Abstract:
Bi-allelic, pathogenic variants in the GBA2 gene cause hereditary spastic paraplegia subtype 46, complicated by cerebellar ataxia. The GBA2 gene encodes the non-lysosomal ß-glucosidase, also known as GBA2. This enzyme is involved in the sphingolipid metabolism and catalyzes the breakdown of glucosylceramide into glucose and ceramide.
To assess consequences of the disturbed sphingolipid metabolism, we have reprogrammed patient-derived fibroblasts into induced pluripotent stem cells and differentiated these induced pluripotent stem cells into cortical neurons. These patient-derived cells carry three different pathogenic variants: Patient 1 carries compound heterozygous variants, comprising of a missense variant in exon 7 and a nonsense variant in the last exon, exon 17. Two siblings are the carriers of the third pathogenic variant studied in this work. Both patients carry a bi-allelic premature stop codon variant in exon 4.

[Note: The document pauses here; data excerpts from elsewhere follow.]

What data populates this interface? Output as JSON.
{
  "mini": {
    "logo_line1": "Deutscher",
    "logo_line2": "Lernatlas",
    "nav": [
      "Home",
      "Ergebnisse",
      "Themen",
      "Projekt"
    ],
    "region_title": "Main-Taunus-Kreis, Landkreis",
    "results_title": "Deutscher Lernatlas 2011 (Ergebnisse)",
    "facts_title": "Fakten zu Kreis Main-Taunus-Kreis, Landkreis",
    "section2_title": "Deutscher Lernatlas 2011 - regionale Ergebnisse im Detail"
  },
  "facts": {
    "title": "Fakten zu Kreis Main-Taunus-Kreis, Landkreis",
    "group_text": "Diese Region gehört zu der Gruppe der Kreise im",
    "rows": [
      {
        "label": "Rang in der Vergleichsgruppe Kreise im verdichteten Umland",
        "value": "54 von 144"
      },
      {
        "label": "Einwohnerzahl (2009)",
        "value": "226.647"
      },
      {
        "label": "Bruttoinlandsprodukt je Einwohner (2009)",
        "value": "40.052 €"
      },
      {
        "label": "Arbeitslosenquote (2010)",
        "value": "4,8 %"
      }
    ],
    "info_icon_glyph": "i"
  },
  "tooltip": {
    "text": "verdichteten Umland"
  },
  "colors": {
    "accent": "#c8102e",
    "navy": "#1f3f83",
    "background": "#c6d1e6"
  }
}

As a part of the thesis, I generated isogenic controls by using the CRISPR-Cas9 technique and thereby restored the enzymatic activity of GBA2 in these patient-derived cells. This technology allows creating isogenic controls by the correction of the disease-causing variants while preserving the genetic background of the donor cells.
To reveal differences in the sphingolipid metabolism in a disease-specific background and a disease relevant cell type, I differentiated patient-derived induced pluripotent stem cells into cortical neurons and analyzed these neurons via lipid mass spectrometry.
Two lipid classes were increased in patient-derived cortical neurons, these lipids belong either to the class of dihydro-monohexosylceramides or monohexosylceramides. To verify the relevance of these results in vivo, we analyzed biofluids, collected from the same patients we obtained fibroblast for reprogramming induced pluripotent stem cells. Six different hexosylceramide species were measured in plasma and cerebrospinal fluid samples. Two hexosylceramide species were increased in cerebrospinal fluid samples and one hexosylceramide species was elevated in the plasma samples. The same species were elevated in iPSC-derived neurons, demonstrating the relevance of our cell-based disease model.
As a proof of principle study, I treated patient-derived cortical neurons with different compounds to decrease hexosylceramide levels in these cells. One compound was Miglustat, an approved treatment for substrate reduction therapy in Gaucher disease. This glucosylceramidase inhibitor decreased hexosylceramide levels in cortical neurons originated from two different patients after a four-day treatment.
These results improve the understanding of implicated mechanisms in this rare subtype of hereditary spastic paraplegia and present a strategy to lower the hexosylceramide burden in patient-derived cortical neurons.